The NRI’s interim director is Deborah F. Tate, PhD, professor of nutrition and health behavior and internationally recognized behavioral scientist who studies precision nutrition, obesity, diabetes prevention and digital health interventions. She is co-principal investigator of the National Institutes of Health’s Nutrition for Precision Health UNC Clinical Center and directs the Communication for Health Applications and Interventions Core.

Being located in Kannapolis gives the NRI access to diverse patient populations and provides an opportunity to engage in community-based research. To complement its leadership in basic science and laboratory research, the NRI is expanding its translational science work with large clinical studies and community trials.

These trials and studies use innovative tools and techniques, including a special chamber to measure 24-hour metabolism and a mobile nutrition research unit that takes researchers into the community, removing transportation or other barriers that may prevent people from participating in clinical research.

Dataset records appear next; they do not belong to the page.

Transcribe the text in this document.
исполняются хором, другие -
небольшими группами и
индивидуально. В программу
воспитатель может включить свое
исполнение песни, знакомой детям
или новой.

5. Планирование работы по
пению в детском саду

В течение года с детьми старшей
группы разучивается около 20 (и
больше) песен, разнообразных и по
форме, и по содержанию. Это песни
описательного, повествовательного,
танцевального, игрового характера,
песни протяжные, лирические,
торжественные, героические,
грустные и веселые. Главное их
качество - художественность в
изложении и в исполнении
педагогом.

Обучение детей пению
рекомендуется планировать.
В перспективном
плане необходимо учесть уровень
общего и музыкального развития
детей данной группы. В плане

“The translational research potential at the NRI is huge. I hope to continue our expansion in this area so we are leading cutting-edge nutrition and metabolism research both in our labs and in our communities,” Tate said.

A core tenet at the NRI is precision nutrition, or studying why metabolism and nutrition requirements differ between people. Founding director Steven H. Zeisel, MD, PhD, now retired, is a renowned expert in precision nutrition and set out to make the NRI a global leader in the field, and his work informed choline intake recommendations for many populations. Zeisel founded SNP Therapeutics, a company built on his decades of research that enables new treatment options to improve human health.

Precision nutrition does not mean building customized diets for specific individuals. Rather, it examines population groups and subgroups that vary in genetics, microbiomes, age, gender and other factors to learn how different nutritional requirements and responses affect individual nutritional needs. The ultimate goal is improving human development and lessening the impacts of aging and diet-related disease.